Why VLL vs Traditional Approaches
Section titled “Why VLL vs Traditional Approaches”Traditional approaches and their drawbacks:
- Global Mutexes: Contention at scale, not suitable for shared-nothing
- 2PC with separate coordinator: Expensive overhead, blocking protocol
- Optimistic CC: High abort rate under contention
VLL advantages:
- Ordered locking with deadlock prevention (no 2PC overhead)
- Minimal lock contention (each shard is single-threaded internally)
- Simple failure model (no complex rollback logic)
- Deterministic ordering via txid counter
VLL Queue Configuration
Section titled “VLL Queue Configuration”| Setting | Default | Description |
|---|---|---|
scatter-gather-timeout-ms | 5000 | Timeout for entire multi-shard operation (VLL + scatter-gather) |
vll-max-queue-depth | 10000 | Max pending operations per shard before rejecting new ones |
Queue Overflow: When vll-max-queue-depth is reached, new operations receive -ERR shard queue full, try again later. Metric: frogdb_vll_queue_rejections_total.
Why a Single Timeout? VLL is guaranteed deadlock-free by design (ordered transaction IDs). A separate “VLL queue timeout” would add complexity without benefit. A slow shard is a node health issue, not a locking issue.

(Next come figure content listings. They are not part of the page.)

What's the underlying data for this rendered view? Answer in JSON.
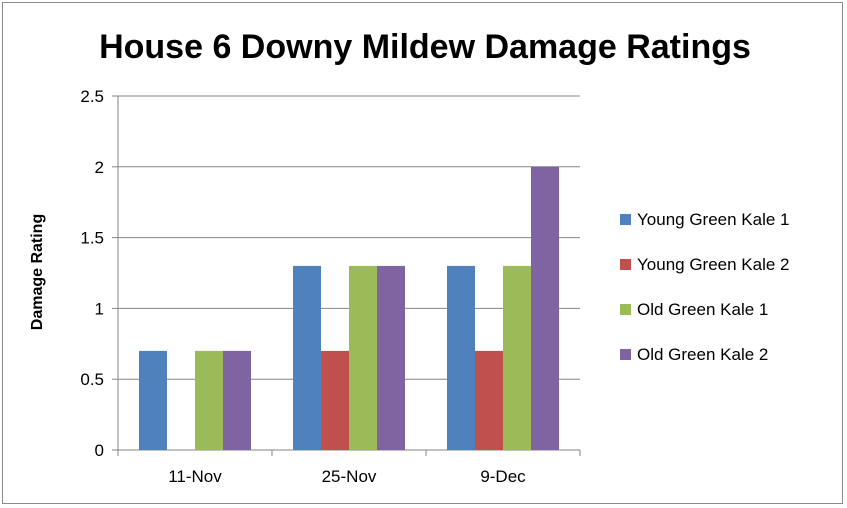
{
  "chart_data": {
    "type": "bar",
    "title": "House 6 Downy Mildew Damage Ratings",
    "xlabel": "",
    "ylabel": "Damage Rating",
    "categories": [
      "11-Nov",
      "25-Nov",
      "9-Dec"
    ],
    "ylim": [
      0,
      2.5
    ],
    "yticks": [
      0,
      0.5,
      1,
      1.5,
      2,
      2.5
    ],
    "ytick_labels": [
      "0",
      "0.5",
      "1",
      "1.5",
      "2",
      "2.5"
    ],
    "grid": true,
    "legend_position": "right",
    "series": [
      {
        "name": "Young Green Kale 1",
        "color": "#4f81bd",
        "values": [
          0.7,
          1.3,
          1.3
        ]
      },
      {
        "name": "Young Green Kale 2",
        "color": "#c0504d",
        "values": [
          0,
          0.7,
          0.7
        ]
      },
      {
        "name": "Old Green Kale 1",
        "color": "#9bbb59",
        "values": [
          0.7,
          1.3,
          1.3
        ]
      },
      {
        "name": "Old Green Kale 2",
        "color": "#8064a2",
        "values": [
          0.7,
          1.3,
          2.0
        ]
      }
    ]
  }
}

Continuation Locks (Lua/MULTI)
Section titled “Continuation Locks (Lua/MULTI)”For operations that need full shard access (Lua scripts, MULTI/EXEC with unknown key access patterns), VLL supports continuation locks that provide exclusive access to an entire shard:
ShardMessage::VllContinuationLock { txid: u64, ready_tx: oneshot::Sender<ShardReadyResult>, execute_rx: oneshot::Receiver<ExecuteSignal>,}This blocks all other operations on the shard until the continuation completes, but allows the script/transaction to access any key without declaring intents upfront.